Why would I start a blog in 2022? The short answer is that I have recently enjoyed reading blog posts, and I thought it could be fun to write some too. I don’t have a good long answer, so I am just going to write some random, loosely related thoughts in this post.
A history of the Web, starting from somewhere in the middle
Once upon a time, the World Wide Web was a place where people could freely share infomation in the form of hypertext. Now it is a sort of universal application framework, largely run by advertising companies. In the last few months I have been reading, watching videos and thinking about this change. I feel a sort of nostalgia for “the good old days” of the Internet, although I did not experience most of them in person.
My first encounter with the Internet was in the early 2000’s. My parents were trying to set up a dial-up connection at home, and they told me very clearly that I should not touch the phone for the following few minutes. Why would a 7-8 year old want to use phone, if not because his parents explicitly told him not to? So of course I picked it up and put it back down multiple times, listening with curiosity to what many people my age and older remember as “the Internet sound”. My parents spent a lot of time troubleshooting that day.
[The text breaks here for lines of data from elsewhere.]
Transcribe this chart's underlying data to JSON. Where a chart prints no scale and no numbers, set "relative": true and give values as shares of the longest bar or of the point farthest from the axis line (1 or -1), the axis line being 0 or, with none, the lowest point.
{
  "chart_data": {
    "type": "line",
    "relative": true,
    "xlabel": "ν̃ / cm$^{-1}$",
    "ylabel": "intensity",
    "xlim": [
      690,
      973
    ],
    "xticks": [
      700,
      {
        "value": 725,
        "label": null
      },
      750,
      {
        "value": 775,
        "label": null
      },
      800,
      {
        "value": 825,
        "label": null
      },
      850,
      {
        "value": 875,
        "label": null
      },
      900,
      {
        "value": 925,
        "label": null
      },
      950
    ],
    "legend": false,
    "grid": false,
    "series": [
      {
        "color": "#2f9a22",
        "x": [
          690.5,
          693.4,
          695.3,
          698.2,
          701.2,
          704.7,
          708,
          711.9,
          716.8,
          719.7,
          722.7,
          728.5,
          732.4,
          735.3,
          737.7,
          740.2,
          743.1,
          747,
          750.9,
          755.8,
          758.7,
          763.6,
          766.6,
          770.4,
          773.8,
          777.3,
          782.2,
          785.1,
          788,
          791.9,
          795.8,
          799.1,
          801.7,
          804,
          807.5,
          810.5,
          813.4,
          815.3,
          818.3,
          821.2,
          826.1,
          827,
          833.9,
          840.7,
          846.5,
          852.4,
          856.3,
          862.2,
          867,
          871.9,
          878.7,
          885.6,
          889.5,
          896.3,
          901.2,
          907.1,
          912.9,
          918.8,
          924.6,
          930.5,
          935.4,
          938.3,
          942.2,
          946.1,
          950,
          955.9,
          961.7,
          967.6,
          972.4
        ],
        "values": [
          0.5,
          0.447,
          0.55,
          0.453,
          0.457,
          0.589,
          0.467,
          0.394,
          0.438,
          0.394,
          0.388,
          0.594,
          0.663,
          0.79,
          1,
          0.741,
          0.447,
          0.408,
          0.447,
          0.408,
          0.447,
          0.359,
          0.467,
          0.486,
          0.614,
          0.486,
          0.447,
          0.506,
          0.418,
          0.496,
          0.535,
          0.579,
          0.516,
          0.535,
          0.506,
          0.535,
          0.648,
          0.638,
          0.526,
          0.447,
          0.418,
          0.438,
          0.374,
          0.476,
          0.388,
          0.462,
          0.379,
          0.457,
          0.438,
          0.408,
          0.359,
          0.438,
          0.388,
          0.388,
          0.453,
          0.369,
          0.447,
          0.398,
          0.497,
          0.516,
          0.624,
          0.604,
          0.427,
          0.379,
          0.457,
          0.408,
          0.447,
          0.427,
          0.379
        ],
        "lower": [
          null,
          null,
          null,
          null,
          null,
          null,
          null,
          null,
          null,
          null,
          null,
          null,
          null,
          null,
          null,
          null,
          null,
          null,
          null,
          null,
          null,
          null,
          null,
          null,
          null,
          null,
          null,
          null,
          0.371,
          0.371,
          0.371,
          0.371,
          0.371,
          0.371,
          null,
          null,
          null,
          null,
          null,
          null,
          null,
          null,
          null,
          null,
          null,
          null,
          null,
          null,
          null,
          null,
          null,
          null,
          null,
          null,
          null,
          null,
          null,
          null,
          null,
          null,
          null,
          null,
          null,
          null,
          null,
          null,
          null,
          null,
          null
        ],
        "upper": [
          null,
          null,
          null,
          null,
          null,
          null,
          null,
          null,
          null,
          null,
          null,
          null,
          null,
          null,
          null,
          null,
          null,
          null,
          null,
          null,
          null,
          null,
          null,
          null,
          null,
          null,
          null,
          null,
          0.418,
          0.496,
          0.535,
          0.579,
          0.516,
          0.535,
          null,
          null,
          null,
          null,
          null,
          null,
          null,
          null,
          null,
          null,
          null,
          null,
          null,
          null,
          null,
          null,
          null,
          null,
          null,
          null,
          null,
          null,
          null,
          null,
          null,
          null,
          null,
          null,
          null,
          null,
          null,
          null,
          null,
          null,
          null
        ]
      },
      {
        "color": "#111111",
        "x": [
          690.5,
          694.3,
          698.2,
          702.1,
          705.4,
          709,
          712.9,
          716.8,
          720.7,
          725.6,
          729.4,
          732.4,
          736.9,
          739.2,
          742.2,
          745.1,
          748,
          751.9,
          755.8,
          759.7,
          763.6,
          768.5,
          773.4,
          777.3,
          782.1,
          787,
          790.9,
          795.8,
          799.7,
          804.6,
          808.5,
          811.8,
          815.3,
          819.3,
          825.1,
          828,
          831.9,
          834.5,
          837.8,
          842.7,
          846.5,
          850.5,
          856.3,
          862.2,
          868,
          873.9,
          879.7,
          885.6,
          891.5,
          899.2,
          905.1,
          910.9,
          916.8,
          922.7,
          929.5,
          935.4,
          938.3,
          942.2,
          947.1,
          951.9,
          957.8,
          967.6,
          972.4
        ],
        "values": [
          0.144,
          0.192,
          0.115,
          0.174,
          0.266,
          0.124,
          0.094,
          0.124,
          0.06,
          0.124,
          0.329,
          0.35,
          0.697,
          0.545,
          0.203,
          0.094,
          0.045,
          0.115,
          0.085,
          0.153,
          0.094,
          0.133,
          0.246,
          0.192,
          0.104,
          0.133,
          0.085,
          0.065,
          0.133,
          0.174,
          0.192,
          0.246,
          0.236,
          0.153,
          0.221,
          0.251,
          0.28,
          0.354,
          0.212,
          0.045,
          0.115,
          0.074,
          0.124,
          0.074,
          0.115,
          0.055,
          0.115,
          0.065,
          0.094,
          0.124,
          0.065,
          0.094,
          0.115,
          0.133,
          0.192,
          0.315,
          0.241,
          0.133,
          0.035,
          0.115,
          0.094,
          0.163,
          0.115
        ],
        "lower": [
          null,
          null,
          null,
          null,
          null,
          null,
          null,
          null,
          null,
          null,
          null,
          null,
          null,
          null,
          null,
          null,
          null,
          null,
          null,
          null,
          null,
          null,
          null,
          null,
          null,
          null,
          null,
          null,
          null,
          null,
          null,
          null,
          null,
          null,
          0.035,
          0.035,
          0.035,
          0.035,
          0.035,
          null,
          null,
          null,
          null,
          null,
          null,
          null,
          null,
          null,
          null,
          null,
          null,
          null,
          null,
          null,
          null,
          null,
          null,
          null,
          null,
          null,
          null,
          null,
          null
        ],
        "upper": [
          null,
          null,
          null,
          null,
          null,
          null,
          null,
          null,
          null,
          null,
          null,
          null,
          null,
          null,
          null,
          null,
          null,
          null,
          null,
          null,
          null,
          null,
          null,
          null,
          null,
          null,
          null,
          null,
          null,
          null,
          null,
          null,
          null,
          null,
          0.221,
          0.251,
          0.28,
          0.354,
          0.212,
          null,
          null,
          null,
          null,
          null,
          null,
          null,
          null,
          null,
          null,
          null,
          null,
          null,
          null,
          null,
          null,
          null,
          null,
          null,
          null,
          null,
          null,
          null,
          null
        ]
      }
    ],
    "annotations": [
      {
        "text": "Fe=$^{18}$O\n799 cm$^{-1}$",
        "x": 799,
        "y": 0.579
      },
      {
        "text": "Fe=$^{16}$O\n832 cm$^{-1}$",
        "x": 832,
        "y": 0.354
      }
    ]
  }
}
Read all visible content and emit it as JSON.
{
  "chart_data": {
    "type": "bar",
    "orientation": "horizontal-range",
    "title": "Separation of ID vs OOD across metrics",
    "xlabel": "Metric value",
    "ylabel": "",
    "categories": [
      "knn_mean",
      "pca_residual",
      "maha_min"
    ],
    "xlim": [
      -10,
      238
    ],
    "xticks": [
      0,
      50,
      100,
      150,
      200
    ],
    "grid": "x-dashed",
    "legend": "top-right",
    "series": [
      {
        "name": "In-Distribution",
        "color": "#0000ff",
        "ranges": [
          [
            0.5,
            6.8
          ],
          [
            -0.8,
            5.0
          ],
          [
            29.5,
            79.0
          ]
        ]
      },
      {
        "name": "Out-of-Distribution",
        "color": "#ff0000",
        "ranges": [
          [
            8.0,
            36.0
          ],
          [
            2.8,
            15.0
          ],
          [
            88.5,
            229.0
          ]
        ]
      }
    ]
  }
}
I only have a couple of memories of that dial-up connection - I was of course not allowed to use it alone! I remember downloading a couple of pictures from the official Pokémon website, which we later printed and hung somewhere. I also remember trying to send an email to my dad, and my mom being clearly stressed about me typing slowly and wasting minutes of dial-up time.
I really started using the Internet around 2006 or 2007. It was the time of forums. I liked forums, because you could talk about specific topics with people with common interests, and also browse old threads and learn without intereacting directly with people.
Then social media arrived, and at first I liked those too. I made a Facebook account in late 2009, and found it a convenient way to communicate with my friends and classmates. Nowadays my Facebook feed seems more like a collection of posts by people or pages I don’t know that some old friend commented on, and I think this is why I have basically stopped posting there.
Anyways, later came smartphones - I got my first one in 2012 - and “apps”. This used to be just a fancy word for “smartphone program”, but apps quickly became the new way of accessing the Internet. Apps, and WebApps, now are the Internet, and have been so for the last 10 years or so. We now work on documents on the cloud, have video calls and share social media posts via apps - or browsers - that need at least modern, but preferably modern and powerful, hardware to run on, but are at the same time totally dependent on some huge server or data center somewhere else in the world. Of course, these services are run by the few huge companies that can afford to develop and mantain such a system.
So what now?
I think it is cool that one can do all these things with the web. It is also nice that the modern Internet is very accessible: anyone can sign up to any social media platform they like and start sharing whatever they like, with little to no barrier of entry.
But I think that we don’t need all of this all the time. We should not need an expensive modern device running a 30 million lines of code to get some basic information from the web. If people could put together a couple of lines of HTML in the 90’s, we can still do it today.
It would be nice to keep the “old Internet” alive. Small websites with interesting information on whatever the owner decides to talk about, no accounts, no subscriptions, no fancy endlessly-scrollable home pages making your PC fan spin like your house is on fire. The kind of websites that you can read and even create on a 13 year old netbook - like I am doing now!
“This is cool, I would like to do it too but…”
- “…I don’t know how” - Head to the MDN and start learning!
- “…I don’t know what to write about” - Read this short blog post.
I have a few ideas on what to blog about. Mainly open source software and related things. I don’t think I’ll write much about personal stuff. In any case I will keep posting at a very irregular pace - don’t expect regular new “content”!
I think I’ll keep writing in English - it is not my first language, but writing in my mother tongue would immediately exclude 99% of possible readers. And for the technical stuff I want to talk about it does not make a big difference anyway.